Is there an End to the Real Estate Woes and Foreclosures We are Seeing?

At first glance there is little to link the Bank of England with foreclosures in the United States.  After all American real estate (and the state it is in) should have little enough to do with one of the world’s oldest banks across the big pond.

And yet, the truth is that the ‘first glance’ is deceptive. Foreclosures are a fact that depends on a simple premise: credit, or rather the lack of it. The latest Bank of England report on the financial crisis we are facing gives a stern warning concerning the potential shrinking of credit, the overexposure of UK investment institutions in the US real estate sub-prime mortgage market and the very distinct possibility that we are heading for a severe credit crunch.

Until recently the Bank of England had held silent on the matter so the warning it has now issued is not to be taken lightly. Essentially the report highlights the fact that the overexposure of UK financial institutions in the US market may lead to a drop in profits as they take a hit, which will lead to a toughening up of available credit for commercial organizations as well as private clients which will lead to a shrinking of the economy in terms of a reduction in growth which may suddenly start a recession.
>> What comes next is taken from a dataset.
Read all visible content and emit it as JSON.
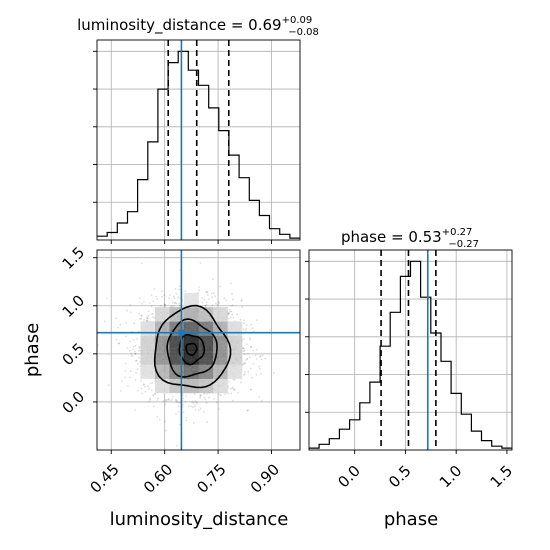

This is bad news indeed. In terms of real estate this is what will happen: There will be an increase in foreclosures as more and more mortgage holders find they can no longer make payments due to the fact that they have lost their jobs or can no longer access the kind of credit they need to keep afloat due to tougher lending practices. Lenders will move to recoup their costs faster, which means that rather than risking house prices dropping and their exposure in terms of properties they have foreclosed on, increasing they will move to foreclose early and sell as soon as possible.

This is indeed what is happening already in some parts of the country where lenders feel they have been overexposed and are now looking to minimize the risk. In other parts however, as well as in the United Kingdom, this has not happened which might mean that it is still possible it will not happen at all and all we will experience is a gentle correction of real estate prices across the world, rather than a bubble bursting and prices collapsing.

The Bank of England warning, at the moment, is just that, a warning. But not heeding it and preparing for the worst while hoping for the best can be foolhardy.